# 6) SageMaker pipeline
In this notebook, we will create a sagemaker pipeline to automate the process of training a model, and updating the deployed endpoint if it perform better on a given test set.  
Also slighty depricated, this documentation helped a lot:
https://docs.aws.amazon.com/sagemaker/latest/dg/define-pipeline.html

In [57]:
import sagemaker
import boto3
from sagemaker.tuner import CategoricalParameter, ContinuousParameter, HyperparameterTuner
from sagemaker.pytorch import PyTorch
from sagemaker import get_execution_role
from sagemaker.debugger import Rule, DebuggerHookConfig, TensorBoardOutputConfig, CollectionConfig, ProfilerRule, rule_configs
from sagemaker.debugger import ProfilerConfig, FrameworkProfile
from sagemaker.model_monitor import DataCaptureConfig
from sagemaker.pytorch import PyTorchModel
from sagemaker.predictor import Predictor
from sagemaker.workflow.parameters import (
    ParameterInteger,
    ParameterString,
)
from sagemaker.processing import ProcessingInput, ProcessingOutput
from sagemaker.workflow.steps import ProcessingStep
from sagemaker.inputs import TrainingInput
from sagemaker.workflow.steps import TrainingStep
from sagemaker.workflow.properties import PropertyFile
from sagemaker.processing import ScriptProcessor
from sagemaker.workflow.conditions import ConditionGreaterThanOrEqualTo
from sagemaker.workflow.condition_step import ConditionStep
from sagemaker.workflow.functions import JsonGet
from sagemaker.workflow.pipeline import Pipeline
from PIL import Image
import io
import base64
import json
import pprint
import time


session = sagemaker.Session()

bucket = session.default_bucket()
print("Default Bucket: {}".format(bucket))

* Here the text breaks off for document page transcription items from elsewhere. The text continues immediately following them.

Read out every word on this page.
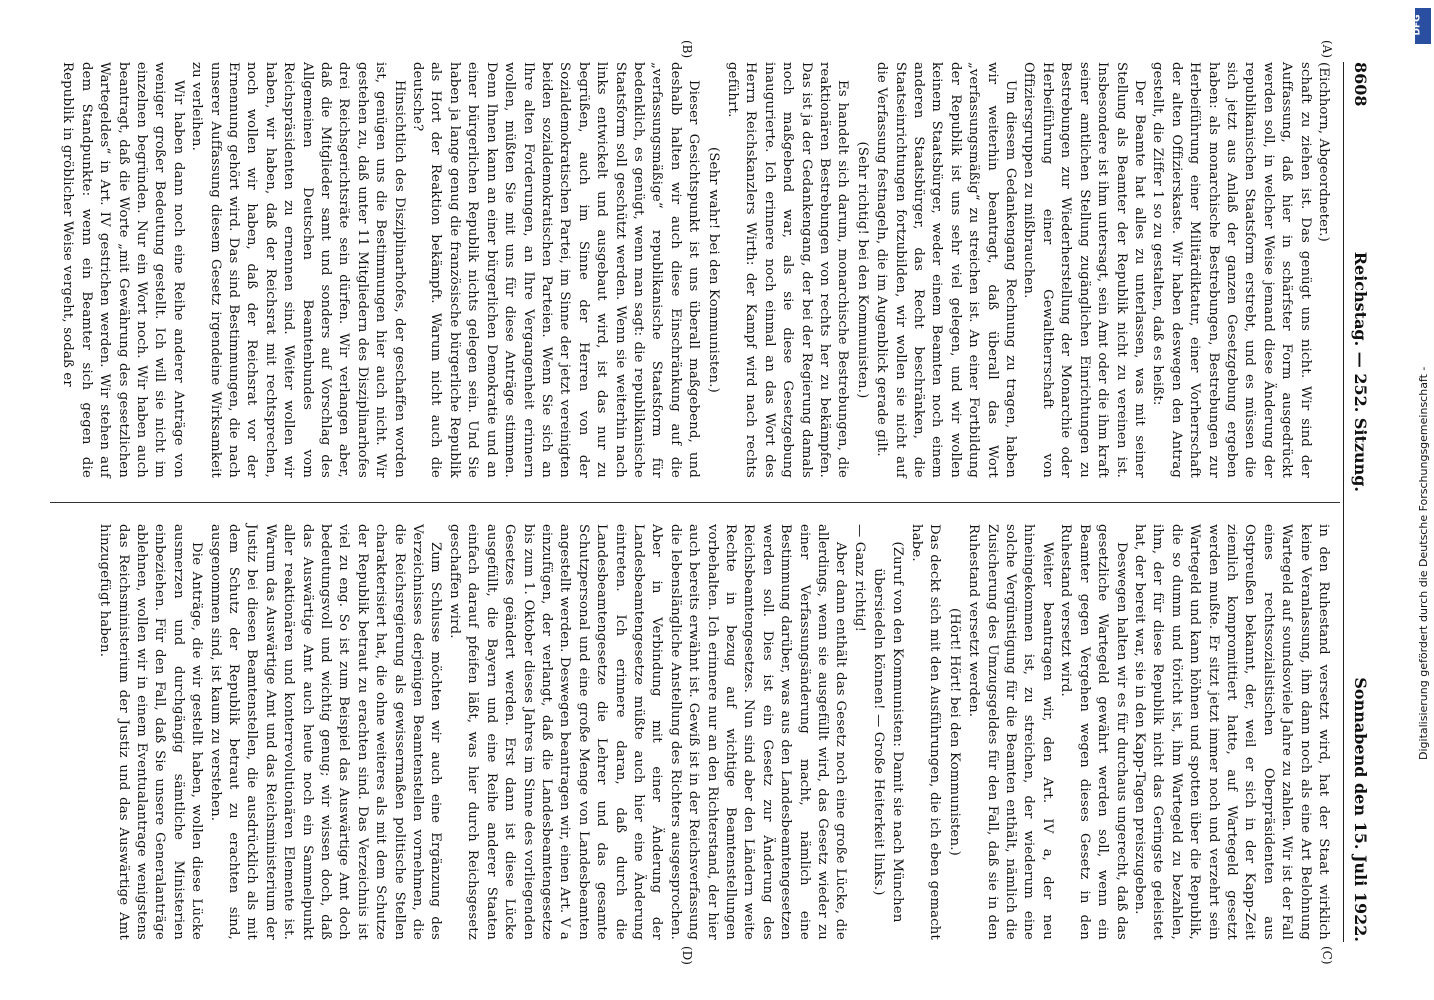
8608
Reichstag. — 252. Sitzung.
Sonnabend den 15. Juli 1922.

(Eichhorn, Abgeordneter.)

schaft zu ziehen ist. Das genügt uns nicht. Wir sind der Auffassung, daß hier in schärfster Form ausgedrückt werden soll, in welcher Weise jemand diese Änderung der republikanischen Staatsform erstrebt, und es müssen die sich jetzt aus Anlaß der ganzen Gesetzgebung ergeben haben: als monarchische Bestrebungen, Bestrebungen zur Herbeiführung einer Militärdiktatur, einer Vorherrschaft der alten Offizierskaste. Wir haben deswegen den Antrag gestellt, die Ziffer 1 so zu gestalten, daß es heißt:

Der Beamte hat alles zu unterlassen, was mit seiner Stellung als Beamter der Republik nicht zu vereinen ist. Insbesondere ist ihm untersagt, sein Amt oder die ihm kraft seiner amtlichen Stellung zugänglichen Einrichtungen zu Bestrebungen zur Wiederherstellung der Monarchie oder Herbeiführung einer Gewaltherrschaft von Offiziersgruppen zu mißbrauchen.

Um diesem Gedankengang Rechnung zu tragen, haben wir weiterhin beantragt, daß überall das Wort „verfassungsmäßig“ zu streichen ist. An einer Fortbildung der Republik ist uns sehr viel gelegen, und wir wollen keinem Staatsbürger, weder einem Beamten noch einem anderen Staatsbürger, das Recht beschränken, die Staatseinrichtungen fortzubilden, wir wollen sie nicht auf die Verfassung festnageln, die im Augenblick gerade gilt.

(Sehr richtig! bei den Kommunisten.)

Es handelt sich darum, monarchische Bestrebungen, die reaktionären Bestrebungen von rechts her zu bekämpfen. Das ist ja der Gedankengang, der bei der Regierung damals noch maßgebend war, als sie diese Gesetzgebung inaugurierte. Ich erinnere noch einmal an das Wort des Herrn Reichskanzlers Wirth: der Kampf wird nach rechts geführt.

(Sehr wahr! bei den Kommunisten.)

Dieser Gesichtspunkt ist uns überall maßgebend, und deshalb halten wir auch diese Einschränkung auf die „verfassungsmäßige“ republikanische Staatsform für bedenklich, es genügt, wenn man sagt: die republikanische Staatsform soll geschützt werden. Wenn sie weiterhin nach links entwickelt und ausgebaut wird, ist das nur zu begrüßen, auch im Sinne der Herren von der Sozialdemokratischen Partei, im Sinne der jetzt vereinigten beiden sozialdemokratischen Parteien. Wenn Sie sich an Ihre alten Forderungen, an Ihre Vergangenheit erinnern wollen, müßten Sie mit uns für diese Anträge stimmen. Denn Ihnen kann an einer bürgerlichen Demokratie und an einer bürgerlichen Republik nichts gelegen sein. Und Sie haben ja lange genug die französische bürgerliche Republik als Hort der Reaktion bekämpft. Warum nicht auch die deutsche?

Hinsichtlich des Disziplinarhofes, der geschaffen worden ist, genügen uns die Bestimmungen hier auch nicht. Wir gestehen zu, daß unter 11 Mitgliedern des Disziplinarhofes drei Reichsgerichtsräte sein dürfen. Wir verlangen aber, daß die Mitglieder samt und sonders auf Vorschlag des Allgemeinen Deutschen Beamtenbundes vom Reichspräsidenten zu ernennen sind. Weiter wollen wir haben, wir haben, daß der Reichsrat mit rechtsprechen, noch wollen wir haben, daß der Reichsrat vor der Ernennung gehört wird. Das sind Bestimmungen, die nach unserer Auffassung diesem Gesetz irgendeine Wirksamkeit zu verleihen.

Wir haben dann noch eine Reihe anderer Anträge von weniger großer Bedeutung gestellt. Ich will sie nicht im einzelnen begründen. Nur ein Wort noch. Wir haben auch beantragt, daß die Worte „mit Gewährung des gesetzlichen Wartegeldes“ in Art. IV gestrichen werden. Wir stehen auf dem Standpunkte: wenn ein Beamter sich gegen die Republik in gröblicher Weise vergeht, sodaß er

in den Ruhestand versetzt wird, hat der Staat wirklich keine Veranlassung, ihm dann noch als eine Art Belohnung Wartegeld auf soundsoviele Jahre zu zahlen. Wir ist der Fall eines rechtssozialistischen Oberpräsidenten aus Ostpreußen bekannt, der, weil er sich in der Kapp-Zeit ziemlich kompromittiert hatte, auf Wartegeld gesetzt werden mußte. Er sitzt jetzt immer noch und verzehrt sein Wartegeld und kann höhnen und spotten über die Republik, die so dumm und töricht ist, ihm Wartegeld zu bezahlen, ihm, der für diese Republik nicht das Geringste geleistet hat, der bereit war, sie in den Kapp-Tagen preiszugeben.

Deswegen halten wir es für durchaus ungerecht, daß das gesetzliche Wartegeld gewährt werden soll, wenn ein Beamter gegen Vergehen wegen dieses Gesetz in den Ruhestand versetzt wird.

Weiter beantragen wir, den Art. IV a, der neu hineingekommen ist, zu streichen, der wiederum eine solche Vergünstigung für die Beamten enthält, nämlich die Zusicherung des Umzugsgeldes für den Fall, daß sie in den Ruhestand versetzt werden.

(Hört! Hört! bei den Kommunisten.)

Das deckt sich mit den Ausführungen, die ich eben gemacht habe.

(Zuruf von den Kommunisten: Damit sie nach München übersiedeln können! — Große Heiterkeit links.)

— Ganz richtig!

Aber dann enthält das Gesetz noch eine große Lücke, die allerdings, wenn sie ausgefüllt wird, das Gesetz wieder zu einer Verfassungsänderung macht, nämlich eine Bestimmung darüber, was aus den Landesbeamtengesetzen werden soll. Dies ist ein Gesetz zur Änderung des Reichsbeamtengesetzes. Nun sind aber den Ländern weite Rechte in bezug auf wichtige Beamtenstellungen vorbehalten. Ich erinnere nur an den Richterstand, der hier auch bereits erwähnt ist. Gewiß ist in der Reichsverfassung die lebenslängliche Anstellung des Richters ausgesprochen. Aber in Verbindung mit einer Änderung der Landesbeamtengesetze müßte auch hier eine Änderung eintreten. Ich erinnere daran, daß durch die Landesbeamtengesetze die Lehrer und das gesamte Schutzpersonal und eine große Menge von Landesbeamten angestellt werden. Deswegen beantragen wir, einen Art. V a einzufügen, der verlangt, daß die Landesbeamtengesetze bis zum 1. Oktober dieses Jahres im Sinne des vorliegenden Gesetzes geändert werden. Erst dann ist diese Lücke ausgefüllt, die Bayern und eine Reihe anderer Staaten einfach darauf pfeifen läßt, was hier durch Reichsgesetz geschaffen wird.

Zum Schlusse möchten wir auch eine Ergänzung des Verzeichnisses derjenigen Beamtenstellen vornehmen, die die Reichsregierung als gewissermaßen politische Stellen charakterisiert hat, die ohne weiteres als mit dem Schutze der Republik betraut zu erachten sind. Das Verzeichnis ist viel zu eng. So ist zum Beispiel das Auswärtige Amt doch bedeutungsvoll und wichtig genug; wir wissen doch, daß das Auswärtige Amt auch heute noch ein Sammelpunkt aller reaktionären und konterrevolutionären Elemente ist. Warum das Auswärtige Amt und das Reichsministerium der Justiz bei diesen Beamtenstellen, die ausdrücklich als mit dem Schutz der Republik betraut zu erachten sind, ausgenommen sind, ist kaum zu verstehen.

Die Anträge, die wir gestellt haben, wollen diese Lücke ausmerzen und durchgängig sämtliche Ministerien einbeziehen. Für den Fall, daß Sie unsere Generalanträge ablehnen, wollen wir in einem Eventualantrage wenigstens das Reichsministerium der Justiz und das Auswärtige Amt hinzugefügt haben.

(A)
(B)
(C)
(D)
Digitalisierung gefördert durch die Deutsche Forschungsgemeinschaft -
DFG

region = session.boto_region_name
print("AWS Region: {}".format(region))

role = get_execution_role()
print("RoleArn: {}".format(role))

prefix = "capstone-inventory-project"
model_package_group_name = "Capstone_pipeline"

Default Bucket: sagemaker-us-east-1-646714458109
AWS Region: us-east-1
RoleArn: arn:aws:iam::646714458109:role/service-role/AmazonSageMaker-ExecutionRole-20211122T183493


### 1) Define Pipeline Parameters

training_instance_type – The ml.* instance type of the training jobs.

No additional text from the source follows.